Lächelnd schob Garak ihm das Padd hin und nickte bestimmend in Richtung der Bluthunde, die sich augenblicklich zurückzogen.

Parmak zitterte nun am ganzen Körper und begann sein Geständnis zu tippen. Viel hatte er sich nicht zu Schulden kommen lassen. Ein paar Informationen hier und ein paar konspirative Treffen dort. Doch er war sich sicher, dass ihn auch nur das geringste Zucken in diesem Verhörraum das Leben kosten würde.

Als er fertig war, atmete er geschlagen aus. Seine Schultern sackten zusammen und eine stille Träne weinte um die Cardassianer, die er mit diesem Schreiben verraten hatte.

Fast mechanisch nahm Garak das Padd und überflog das Geständnis. Dann nickte er zufrieden.

„Kelas Parmak, Sie sind des Intrigierens und aufrührerischen Handelns gegen den Staat schuldig. Ihre Verhandlung wird auf morgen früh angesetzt. Abführen.“, sprach er emotionslos und erhob sich.

Parmak begann unkontrolliert zu zittern als Garak ihn wie wertlosen Unrat betrachtete. Ekel und Verachtung spiegelte sich auf seinem Gesicht.

Keine Sekunde später packten ihn kräftige Hände und zerrten ihn unsanft zurück in seine Zelle.

„Seine Augen...seine Augen.“



~*~

20 Jahre später, Cardassia Prime:

Kelas Parmak schwenkte versonnen sein Weinglas als er abwesend den Sonnenuntergang betrachtete.

Garak sah von seinem Buch hoch, welches Picard ihm vor ein paar Tagen auf der Enterprise geschenkt hatte. „An was denkst du, mein Lieber?“

Die Grillen zirpten leise. Es war eine laue Sommernacht auf Prime.

Parmak schüttelte fast unmerklich den Kopf und nippte an seinem Wein. Ein Präsent, dass Garak in seinem Amt als Botschafter geschenkt worden war.

„Nichts. Ich habe nur gerade daran gedacht wie blau deine Augen sind.

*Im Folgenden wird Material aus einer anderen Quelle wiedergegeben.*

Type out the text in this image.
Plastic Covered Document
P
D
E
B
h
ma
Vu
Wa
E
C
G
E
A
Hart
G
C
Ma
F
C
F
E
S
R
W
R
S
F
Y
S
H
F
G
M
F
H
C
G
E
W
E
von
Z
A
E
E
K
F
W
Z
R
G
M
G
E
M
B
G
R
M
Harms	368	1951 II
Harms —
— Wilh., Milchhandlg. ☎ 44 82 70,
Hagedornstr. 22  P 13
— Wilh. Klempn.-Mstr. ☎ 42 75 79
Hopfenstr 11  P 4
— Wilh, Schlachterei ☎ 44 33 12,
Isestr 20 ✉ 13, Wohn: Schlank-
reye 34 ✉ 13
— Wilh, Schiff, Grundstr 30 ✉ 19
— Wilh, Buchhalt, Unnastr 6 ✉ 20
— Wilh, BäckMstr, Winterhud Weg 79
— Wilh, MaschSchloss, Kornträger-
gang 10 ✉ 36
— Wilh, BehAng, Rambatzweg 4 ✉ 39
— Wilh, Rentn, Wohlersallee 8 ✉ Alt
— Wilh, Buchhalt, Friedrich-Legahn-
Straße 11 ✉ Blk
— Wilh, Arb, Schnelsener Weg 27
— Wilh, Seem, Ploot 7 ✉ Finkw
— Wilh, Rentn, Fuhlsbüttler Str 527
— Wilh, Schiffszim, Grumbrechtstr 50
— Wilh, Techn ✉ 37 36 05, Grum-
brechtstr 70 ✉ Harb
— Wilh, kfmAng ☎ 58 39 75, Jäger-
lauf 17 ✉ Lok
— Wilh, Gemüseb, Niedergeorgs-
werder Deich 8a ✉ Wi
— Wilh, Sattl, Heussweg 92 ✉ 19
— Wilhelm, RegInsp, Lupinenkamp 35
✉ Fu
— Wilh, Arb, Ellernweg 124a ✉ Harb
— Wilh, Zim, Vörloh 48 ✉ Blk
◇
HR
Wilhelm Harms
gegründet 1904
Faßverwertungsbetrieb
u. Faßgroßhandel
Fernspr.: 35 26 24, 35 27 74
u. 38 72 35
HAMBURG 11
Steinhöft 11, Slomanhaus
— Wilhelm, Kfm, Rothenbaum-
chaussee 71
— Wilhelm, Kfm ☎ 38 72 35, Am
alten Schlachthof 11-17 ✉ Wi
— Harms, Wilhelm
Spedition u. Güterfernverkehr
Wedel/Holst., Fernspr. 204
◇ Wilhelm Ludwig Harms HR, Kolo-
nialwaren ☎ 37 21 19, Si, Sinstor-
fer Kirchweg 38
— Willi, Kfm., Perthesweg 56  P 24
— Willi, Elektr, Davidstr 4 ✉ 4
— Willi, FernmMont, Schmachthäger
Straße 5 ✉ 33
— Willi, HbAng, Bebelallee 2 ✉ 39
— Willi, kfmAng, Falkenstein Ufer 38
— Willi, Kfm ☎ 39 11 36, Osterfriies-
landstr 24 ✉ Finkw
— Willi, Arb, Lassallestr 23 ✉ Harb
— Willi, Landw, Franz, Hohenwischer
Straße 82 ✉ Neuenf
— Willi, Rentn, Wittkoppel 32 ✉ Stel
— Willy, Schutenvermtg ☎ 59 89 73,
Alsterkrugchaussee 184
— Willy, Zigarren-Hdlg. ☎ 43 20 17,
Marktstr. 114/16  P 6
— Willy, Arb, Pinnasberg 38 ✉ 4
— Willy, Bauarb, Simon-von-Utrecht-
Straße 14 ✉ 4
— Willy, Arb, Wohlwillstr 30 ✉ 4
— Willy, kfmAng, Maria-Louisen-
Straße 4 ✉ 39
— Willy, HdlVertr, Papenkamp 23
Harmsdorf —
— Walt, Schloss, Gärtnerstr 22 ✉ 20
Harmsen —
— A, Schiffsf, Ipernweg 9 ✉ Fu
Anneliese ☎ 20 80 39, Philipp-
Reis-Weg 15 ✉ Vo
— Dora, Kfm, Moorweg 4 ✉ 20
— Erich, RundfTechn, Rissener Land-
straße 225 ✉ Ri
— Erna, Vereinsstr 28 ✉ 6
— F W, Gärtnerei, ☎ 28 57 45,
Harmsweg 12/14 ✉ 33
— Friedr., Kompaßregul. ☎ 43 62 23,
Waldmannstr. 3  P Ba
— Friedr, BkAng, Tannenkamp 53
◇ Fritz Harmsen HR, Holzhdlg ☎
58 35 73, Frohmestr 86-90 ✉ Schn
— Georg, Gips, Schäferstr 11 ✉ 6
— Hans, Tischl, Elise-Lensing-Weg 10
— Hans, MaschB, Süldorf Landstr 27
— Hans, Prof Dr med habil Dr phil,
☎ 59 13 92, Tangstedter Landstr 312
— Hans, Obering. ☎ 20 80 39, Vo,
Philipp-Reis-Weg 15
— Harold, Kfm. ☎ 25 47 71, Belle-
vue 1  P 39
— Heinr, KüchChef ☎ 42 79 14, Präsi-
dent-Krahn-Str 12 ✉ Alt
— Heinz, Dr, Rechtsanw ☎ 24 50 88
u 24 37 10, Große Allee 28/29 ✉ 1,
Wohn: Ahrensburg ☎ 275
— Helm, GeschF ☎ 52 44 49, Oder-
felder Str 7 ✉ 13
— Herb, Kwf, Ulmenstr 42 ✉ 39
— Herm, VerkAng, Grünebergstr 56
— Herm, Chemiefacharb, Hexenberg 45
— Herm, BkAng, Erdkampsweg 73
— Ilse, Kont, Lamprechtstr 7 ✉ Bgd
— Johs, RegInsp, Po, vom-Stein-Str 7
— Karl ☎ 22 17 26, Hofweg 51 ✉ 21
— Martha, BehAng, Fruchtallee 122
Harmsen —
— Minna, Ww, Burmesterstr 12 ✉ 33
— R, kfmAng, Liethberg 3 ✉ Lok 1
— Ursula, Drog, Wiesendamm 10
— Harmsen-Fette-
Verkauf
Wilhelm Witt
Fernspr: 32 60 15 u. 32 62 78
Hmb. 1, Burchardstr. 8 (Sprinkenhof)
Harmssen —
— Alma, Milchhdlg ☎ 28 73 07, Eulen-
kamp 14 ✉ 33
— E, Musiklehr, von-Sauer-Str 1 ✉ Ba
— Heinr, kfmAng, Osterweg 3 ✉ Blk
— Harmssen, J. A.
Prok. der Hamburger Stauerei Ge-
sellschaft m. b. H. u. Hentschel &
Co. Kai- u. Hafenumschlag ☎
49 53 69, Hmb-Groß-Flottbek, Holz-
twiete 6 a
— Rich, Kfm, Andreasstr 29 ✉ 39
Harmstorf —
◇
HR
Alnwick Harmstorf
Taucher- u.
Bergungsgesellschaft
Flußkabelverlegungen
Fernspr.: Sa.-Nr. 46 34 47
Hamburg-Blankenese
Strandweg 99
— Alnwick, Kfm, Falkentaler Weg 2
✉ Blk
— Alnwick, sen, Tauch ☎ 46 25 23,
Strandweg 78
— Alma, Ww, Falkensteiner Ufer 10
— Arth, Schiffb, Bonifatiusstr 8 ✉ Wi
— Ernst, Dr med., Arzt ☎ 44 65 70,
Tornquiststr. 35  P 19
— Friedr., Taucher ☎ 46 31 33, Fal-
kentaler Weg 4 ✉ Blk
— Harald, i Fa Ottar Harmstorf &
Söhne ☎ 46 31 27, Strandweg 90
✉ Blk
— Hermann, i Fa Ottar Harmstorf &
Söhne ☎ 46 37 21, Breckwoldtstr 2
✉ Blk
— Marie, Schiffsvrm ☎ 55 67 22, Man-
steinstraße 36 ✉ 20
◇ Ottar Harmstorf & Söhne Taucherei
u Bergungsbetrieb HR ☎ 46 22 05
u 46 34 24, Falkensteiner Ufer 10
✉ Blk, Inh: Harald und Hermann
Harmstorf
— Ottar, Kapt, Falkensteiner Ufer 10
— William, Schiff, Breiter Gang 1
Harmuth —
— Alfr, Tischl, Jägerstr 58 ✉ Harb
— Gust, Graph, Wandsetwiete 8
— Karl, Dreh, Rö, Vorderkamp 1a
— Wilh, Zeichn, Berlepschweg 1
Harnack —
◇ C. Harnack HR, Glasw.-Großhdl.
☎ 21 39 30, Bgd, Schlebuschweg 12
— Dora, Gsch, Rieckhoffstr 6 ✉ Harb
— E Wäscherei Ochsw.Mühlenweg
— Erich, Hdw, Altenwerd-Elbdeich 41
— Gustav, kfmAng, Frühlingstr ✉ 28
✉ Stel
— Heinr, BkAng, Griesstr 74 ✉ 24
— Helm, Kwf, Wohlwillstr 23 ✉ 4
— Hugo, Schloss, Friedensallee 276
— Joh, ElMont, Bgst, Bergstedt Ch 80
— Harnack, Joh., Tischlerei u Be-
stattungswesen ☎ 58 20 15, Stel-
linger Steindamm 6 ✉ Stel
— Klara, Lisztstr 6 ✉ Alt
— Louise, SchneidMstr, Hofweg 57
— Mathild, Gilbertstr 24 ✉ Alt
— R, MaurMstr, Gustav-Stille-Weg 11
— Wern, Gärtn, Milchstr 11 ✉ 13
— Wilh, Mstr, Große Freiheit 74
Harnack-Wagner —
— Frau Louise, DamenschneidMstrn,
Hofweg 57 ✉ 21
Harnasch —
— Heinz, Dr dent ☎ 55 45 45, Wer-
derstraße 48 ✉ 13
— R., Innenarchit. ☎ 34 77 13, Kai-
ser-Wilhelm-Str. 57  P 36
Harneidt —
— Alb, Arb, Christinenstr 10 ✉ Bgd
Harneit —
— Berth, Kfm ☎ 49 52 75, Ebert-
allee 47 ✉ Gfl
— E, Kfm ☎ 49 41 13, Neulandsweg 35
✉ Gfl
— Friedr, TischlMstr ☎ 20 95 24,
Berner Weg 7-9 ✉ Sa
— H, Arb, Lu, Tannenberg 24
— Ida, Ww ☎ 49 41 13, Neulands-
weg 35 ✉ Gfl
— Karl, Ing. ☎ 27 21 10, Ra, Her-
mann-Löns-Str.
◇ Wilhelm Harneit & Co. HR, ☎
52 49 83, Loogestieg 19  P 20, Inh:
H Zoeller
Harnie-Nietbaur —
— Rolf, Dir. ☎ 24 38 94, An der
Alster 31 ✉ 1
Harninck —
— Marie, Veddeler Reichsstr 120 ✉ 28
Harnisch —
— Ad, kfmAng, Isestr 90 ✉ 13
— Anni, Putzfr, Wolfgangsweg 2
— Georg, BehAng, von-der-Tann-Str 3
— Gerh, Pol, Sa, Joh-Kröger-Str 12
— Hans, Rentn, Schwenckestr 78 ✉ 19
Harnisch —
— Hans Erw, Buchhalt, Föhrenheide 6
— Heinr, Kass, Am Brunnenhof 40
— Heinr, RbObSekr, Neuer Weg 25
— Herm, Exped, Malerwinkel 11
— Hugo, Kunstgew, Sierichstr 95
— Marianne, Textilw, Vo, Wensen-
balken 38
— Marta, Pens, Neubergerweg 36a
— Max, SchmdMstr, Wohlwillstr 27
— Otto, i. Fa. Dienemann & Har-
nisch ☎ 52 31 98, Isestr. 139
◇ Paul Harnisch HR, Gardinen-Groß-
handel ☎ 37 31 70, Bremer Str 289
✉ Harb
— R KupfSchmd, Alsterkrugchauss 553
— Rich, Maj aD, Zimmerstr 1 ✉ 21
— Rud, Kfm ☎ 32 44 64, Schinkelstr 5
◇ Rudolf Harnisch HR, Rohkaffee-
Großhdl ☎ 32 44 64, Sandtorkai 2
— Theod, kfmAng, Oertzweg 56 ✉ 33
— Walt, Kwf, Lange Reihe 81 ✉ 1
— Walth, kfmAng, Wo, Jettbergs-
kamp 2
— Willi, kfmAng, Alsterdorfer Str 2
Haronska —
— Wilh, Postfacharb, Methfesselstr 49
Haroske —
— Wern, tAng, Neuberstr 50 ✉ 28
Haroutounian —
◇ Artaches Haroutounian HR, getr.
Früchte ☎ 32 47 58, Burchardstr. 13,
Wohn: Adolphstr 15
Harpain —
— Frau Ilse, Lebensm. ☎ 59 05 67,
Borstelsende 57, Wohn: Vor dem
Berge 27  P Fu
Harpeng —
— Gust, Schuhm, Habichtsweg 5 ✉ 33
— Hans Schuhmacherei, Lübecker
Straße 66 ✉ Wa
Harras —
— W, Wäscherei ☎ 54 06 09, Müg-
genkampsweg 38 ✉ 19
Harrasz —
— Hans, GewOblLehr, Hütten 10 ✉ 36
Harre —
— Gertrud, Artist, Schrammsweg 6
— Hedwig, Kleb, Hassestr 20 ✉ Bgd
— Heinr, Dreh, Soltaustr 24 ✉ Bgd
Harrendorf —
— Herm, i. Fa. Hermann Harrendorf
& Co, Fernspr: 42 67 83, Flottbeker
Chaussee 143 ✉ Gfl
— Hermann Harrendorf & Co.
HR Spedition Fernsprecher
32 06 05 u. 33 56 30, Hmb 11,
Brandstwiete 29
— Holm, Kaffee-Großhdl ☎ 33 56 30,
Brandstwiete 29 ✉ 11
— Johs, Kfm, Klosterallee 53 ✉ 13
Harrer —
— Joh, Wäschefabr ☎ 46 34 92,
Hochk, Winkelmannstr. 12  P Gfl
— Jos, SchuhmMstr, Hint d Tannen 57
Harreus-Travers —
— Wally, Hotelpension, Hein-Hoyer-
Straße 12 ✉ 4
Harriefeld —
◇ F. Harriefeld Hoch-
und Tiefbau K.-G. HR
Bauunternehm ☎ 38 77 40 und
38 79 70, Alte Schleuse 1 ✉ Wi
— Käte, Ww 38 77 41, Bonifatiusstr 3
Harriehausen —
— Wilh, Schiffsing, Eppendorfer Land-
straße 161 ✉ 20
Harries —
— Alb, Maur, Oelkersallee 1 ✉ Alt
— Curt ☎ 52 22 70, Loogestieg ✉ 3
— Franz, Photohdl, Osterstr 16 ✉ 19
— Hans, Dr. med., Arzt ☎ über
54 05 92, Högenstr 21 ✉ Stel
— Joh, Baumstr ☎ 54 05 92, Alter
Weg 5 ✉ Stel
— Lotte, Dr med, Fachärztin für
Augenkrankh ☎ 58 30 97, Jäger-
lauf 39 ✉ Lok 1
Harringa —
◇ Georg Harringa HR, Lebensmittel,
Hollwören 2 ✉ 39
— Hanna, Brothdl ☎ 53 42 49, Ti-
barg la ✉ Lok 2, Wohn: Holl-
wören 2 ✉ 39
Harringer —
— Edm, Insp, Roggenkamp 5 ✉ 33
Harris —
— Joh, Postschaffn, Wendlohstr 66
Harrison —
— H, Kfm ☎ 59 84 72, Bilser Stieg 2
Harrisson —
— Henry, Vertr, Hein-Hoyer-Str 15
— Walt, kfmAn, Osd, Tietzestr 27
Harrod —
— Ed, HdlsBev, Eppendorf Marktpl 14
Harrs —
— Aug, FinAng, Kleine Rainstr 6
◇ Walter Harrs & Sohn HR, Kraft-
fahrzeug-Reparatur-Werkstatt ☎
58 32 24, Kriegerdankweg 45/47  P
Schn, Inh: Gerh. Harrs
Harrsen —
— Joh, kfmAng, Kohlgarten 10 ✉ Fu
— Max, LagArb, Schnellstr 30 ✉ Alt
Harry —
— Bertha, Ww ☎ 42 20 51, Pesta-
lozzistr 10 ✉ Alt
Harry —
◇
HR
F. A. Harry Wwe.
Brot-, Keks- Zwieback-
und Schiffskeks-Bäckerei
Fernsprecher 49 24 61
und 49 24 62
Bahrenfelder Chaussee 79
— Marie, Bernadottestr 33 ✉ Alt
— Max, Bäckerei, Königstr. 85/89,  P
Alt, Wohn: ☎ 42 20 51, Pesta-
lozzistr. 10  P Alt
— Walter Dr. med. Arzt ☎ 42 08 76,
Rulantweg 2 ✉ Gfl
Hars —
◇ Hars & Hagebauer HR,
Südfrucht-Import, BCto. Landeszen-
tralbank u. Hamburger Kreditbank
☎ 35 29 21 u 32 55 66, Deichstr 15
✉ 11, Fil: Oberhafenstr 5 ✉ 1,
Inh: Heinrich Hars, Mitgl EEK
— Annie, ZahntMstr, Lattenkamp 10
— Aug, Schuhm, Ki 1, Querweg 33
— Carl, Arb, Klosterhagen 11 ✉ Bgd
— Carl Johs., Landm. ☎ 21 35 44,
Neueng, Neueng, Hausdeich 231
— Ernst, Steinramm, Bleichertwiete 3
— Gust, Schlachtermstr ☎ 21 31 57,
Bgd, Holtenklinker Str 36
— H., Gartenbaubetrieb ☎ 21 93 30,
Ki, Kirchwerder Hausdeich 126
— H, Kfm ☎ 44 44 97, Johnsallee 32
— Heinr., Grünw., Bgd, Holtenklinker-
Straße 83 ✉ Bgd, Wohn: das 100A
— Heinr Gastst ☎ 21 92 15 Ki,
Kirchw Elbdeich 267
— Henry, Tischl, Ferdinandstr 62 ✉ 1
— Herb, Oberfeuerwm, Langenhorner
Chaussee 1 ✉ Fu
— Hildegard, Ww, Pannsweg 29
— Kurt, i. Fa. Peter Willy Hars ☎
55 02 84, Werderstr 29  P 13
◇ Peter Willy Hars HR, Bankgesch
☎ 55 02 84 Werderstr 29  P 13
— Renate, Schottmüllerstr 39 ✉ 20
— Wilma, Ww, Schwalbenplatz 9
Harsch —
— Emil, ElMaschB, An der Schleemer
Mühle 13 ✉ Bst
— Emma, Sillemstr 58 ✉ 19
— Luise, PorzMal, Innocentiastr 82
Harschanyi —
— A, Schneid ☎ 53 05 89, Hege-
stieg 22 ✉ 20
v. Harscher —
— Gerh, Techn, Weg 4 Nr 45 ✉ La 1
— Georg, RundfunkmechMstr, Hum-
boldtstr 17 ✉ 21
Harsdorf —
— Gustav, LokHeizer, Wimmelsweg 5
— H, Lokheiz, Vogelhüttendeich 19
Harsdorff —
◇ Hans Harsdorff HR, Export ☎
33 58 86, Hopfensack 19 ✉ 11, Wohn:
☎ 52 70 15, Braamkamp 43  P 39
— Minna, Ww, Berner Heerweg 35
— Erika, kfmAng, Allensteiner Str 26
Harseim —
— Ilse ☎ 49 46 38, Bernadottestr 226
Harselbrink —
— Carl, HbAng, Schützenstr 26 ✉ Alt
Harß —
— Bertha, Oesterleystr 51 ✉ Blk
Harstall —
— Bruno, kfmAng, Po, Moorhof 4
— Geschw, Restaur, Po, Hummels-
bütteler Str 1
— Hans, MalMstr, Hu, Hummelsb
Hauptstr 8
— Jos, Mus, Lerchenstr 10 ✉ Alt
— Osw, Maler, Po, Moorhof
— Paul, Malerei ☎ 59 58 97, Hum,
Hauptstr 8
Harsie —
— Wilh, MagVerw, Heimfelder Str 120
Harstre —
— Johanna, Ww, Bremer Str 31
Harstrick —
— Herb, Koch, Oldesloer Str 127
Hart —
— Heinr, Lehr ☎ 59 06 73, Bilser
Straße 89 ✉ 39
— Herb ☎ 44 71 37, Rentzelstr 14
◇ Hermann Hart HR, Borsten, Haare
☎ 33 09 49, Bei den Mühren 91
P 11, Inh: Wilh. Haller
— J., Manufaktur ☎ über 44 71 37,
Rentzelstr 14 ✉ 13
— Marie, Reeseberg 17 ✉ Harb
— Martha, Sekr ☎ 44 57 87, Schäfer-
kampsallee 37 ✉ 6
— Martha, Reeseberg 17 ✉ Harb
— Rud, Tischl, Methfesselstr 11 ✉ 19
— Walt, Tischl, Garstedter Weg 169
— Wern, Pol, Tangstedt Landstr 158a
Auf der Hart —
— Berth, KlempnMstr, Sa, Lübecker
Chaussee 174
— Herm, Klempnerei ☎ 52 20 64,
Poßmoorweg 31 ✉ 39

Nichts weiter.“

Garak sah ihn verwirrt an und lachte. „Ich kann dir nicht folgen, Kelas.“

„Und das ist vielleicht auch ganz gut so.“
Vielen Dank fürs Lesen :)

Die letzte Szene bezieht sich auf die Bücher "The Fall", "A Stitch at Time" und "Enigma Tales" in denen Garak zusammen mit Parmak auf Cardassia Prime lebt, während Garak zunächst Botschafter und später Cardassias Kastellan wird.